When Margot became more involved with CSWA, becoming the Deputy Director for Policy and Practice, she and then-President Nancy Harrington asked that I step into the role of Director of L&A. I did so and continued to consult with Margot for her sage advice and experience, which was vast.

Margot would do things like sit with a Congressional bill for several days, painstakingly marking up the bill in every place where a Clinical Social Worker should have been included (It passed in that form). In 2014, along with Janice Berry Edwards and Eileen Dumbo, Margot organized a “Training for Cultural Competency: A Colloquium for Social Work Educators.” Along with her other accomplishments, Margot pulled people in to collaborate and form coalitions to get things done.

She also shared other parts of her life, including her and her husband at that time, Ed Levin’s, involvement in the DC Appleseed Center for Law and Justice.
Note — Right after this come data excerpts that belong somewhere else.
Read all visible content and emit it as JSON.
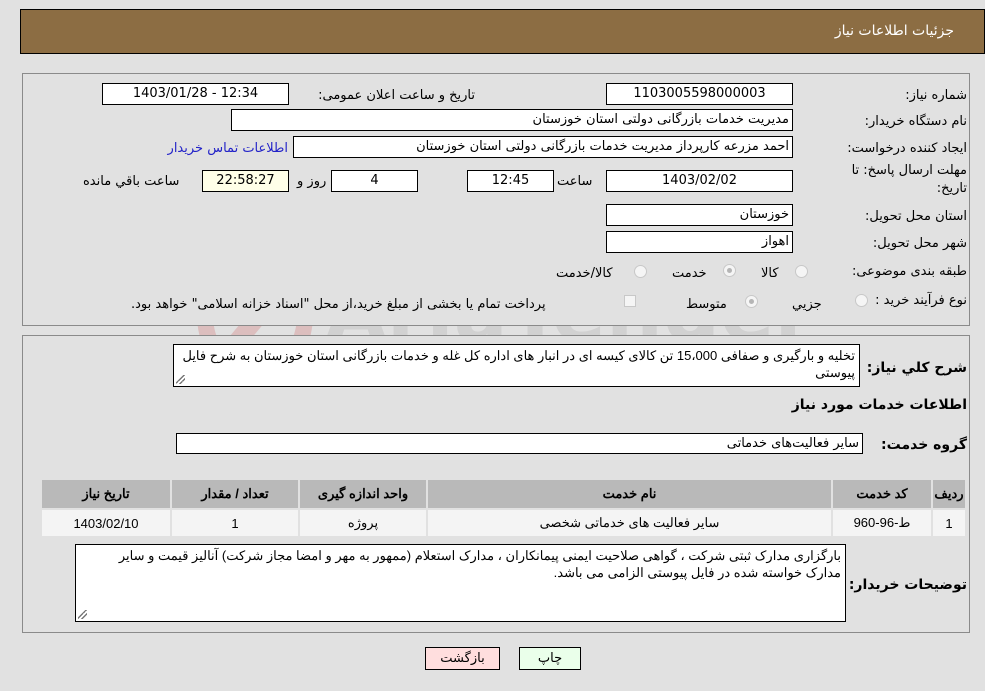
{
  "header": {
    "title": "جزئیات اطلاعات نیاز"
  },
  "form": {
    "need_number": {
      "label": "شماره نیاز:",
      "value": "1103005598000003"
    },
    "announce_datetime": {
      "label": "تاریخ و ساعت اعلان عمومی:",
      "value": "1403/01/28 - 12:34"
    },
    "buyer_org": {
      "label": "نام دستگاه خریدار:",
      "value": "مدیریت خدمات بازرگانی دولتی استان خوزستان"
    },
    "requester": {
      "label": "ایجاد کننده درخواست:",
      "value": "احمد مزرعه کارپرداز مدیریت خدمات بازرگانی دولتی استان خوزستان"
    },
    "buyer_contact_link": "اطلاعات تماس خریدار",
    "deadline": {
      "label_line1": "مهلت ارسال پاسخ: تا",
      "label_line2": "تاریخ:",
      "date": "1403/02/02",
      "time_label": "ساعت",
      "time": "12:45",
      "days": "4",
      "days_label": "روز و",
      "remaining": "22:58:27",
      "remaining_label": "ساعت باقي مانده"
    },
    "delivery_province": {
      "label": "استان محل تحویل:",
      "value": "خوزستان"
    },
    "delivery_city": {
      "label": "شهر محل تحویل:",
      "value": "اهواز"
    },
    "category": {
      "label": "طبقه بندی موضوعی:",
      "options": [
        "کالا",
        "خدمت",
        "کالا/خدمت"
      ],
      "selected": "خدمت"
    },
    "purchase_type": {
      "label": "نوع فرآیند خرید :",
      "options": [
        "جزيي",
        "متوسط"
      ],
      "selected": "متوسط",
      "treasury_note": "پرداخت تمام یا بخشی از مبلغ خرید،از محل \"اسناد خزانه اسلامی\" خواهد بود."
    }
  },
  "description": {
    "label": "شرح كلي نياز:",
    "value": "تخلیه و بارگیری و صفافی 15،000 تن کالای کیسه ای در انبار های اداره کل غله و خدمات بازرگانی استان خوزستان به شرح فایل پیوستی"
  },
  "services": {
    "section_title": "اطلاعات خدمات مورد نیاز",
    "group_label": "گروه خدمت:",
    "group_value": "سایر فعالیت‌های خدماتی",
    "columns": [
      "ردیف",
      "کد خدمت",
      "نام خدمت",
      "واحد اندازه گیری",
      "تعداد / مقدار",
      "تاریخ نیاز"
    ],
    "rows": [
      [
        "1",
        "ط-96-960",
        "سایر فعالیت های خدماتی شخصی",
        "پروژه",
        "1",
        "1403/02/10"
      ]
    ]
  },
  "buyer_notes": {
    "label": "توضیحات خریدار:",
    "value": "بارگزاری مدارک ثبتی شرکت ، گواهی صلاحیت ایمنی پیمانکاران ، مدارک استعلام (ممهور به مهر و امضا مجاز شرکت) آنالیز قیمت و سایر مدارک خواسته شده در فایل پیوستی الزامی می باشد."
  },
  "buttons": {
    "print": "چاپ",
    "back": "بازگشت"
  },
  "colors": {
    "header_bg": "#8c6d43",
    "print_bg": "#eaffea",
    "back_bg": "#ffdede",
    "link": "#2323c8"
  }
}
Ed, along with Ralph Nader, was a founding member of the national Appleseed network. Margot and Ed were strong supporters of the DC Center and their efforts to make DC a better place to live, including supporting DC statehood, and providing pro bono legal assistance to achieve many of their goals.
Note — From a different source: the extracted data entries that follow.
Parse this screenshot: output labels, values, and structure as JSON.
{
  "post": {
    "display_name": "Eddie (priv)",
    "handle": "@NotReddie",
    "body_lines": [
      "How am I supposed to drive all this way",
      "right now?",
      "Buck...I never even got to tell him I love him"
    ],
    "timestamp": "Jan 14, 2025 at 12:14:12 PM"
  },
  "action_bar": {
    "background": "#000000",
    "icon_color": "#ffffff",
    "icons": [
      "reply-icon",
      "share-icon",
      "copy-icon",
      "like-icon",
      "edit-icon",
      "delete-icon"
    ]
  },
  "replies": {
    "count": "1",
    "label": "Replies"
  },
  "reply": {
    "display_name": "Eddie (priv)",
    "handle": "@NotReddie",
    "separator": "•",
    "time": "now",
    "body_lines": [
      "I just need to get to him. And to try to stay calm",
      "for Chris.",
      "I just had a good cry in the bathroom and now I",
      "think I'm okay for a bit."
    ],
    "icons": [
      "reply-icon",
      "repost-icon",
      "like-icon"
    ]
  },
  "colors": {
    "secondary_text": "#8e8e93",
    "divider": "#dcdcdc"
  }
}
Margot’s support of the DC Appleseed Center for Law and Justice, as well as her family raising her in a Frank Lloyd Wright Usonian house, were of importance to her. They show an overarching theme in her growth and thinking about social justice from exposure to those ideas even at an early age. Margot was a many-faceted, strong, and principled woman, a staunch friend, a “woman of valor.” She was formally recognized as such in different ways, for example, as the NASW Social Work Advocate of the Year and as the first recipient of the GWSCSW Frances Thomas Award for Legislative Excellence. I will always carry her with me, treasuring her principles, joie de vivre and her love.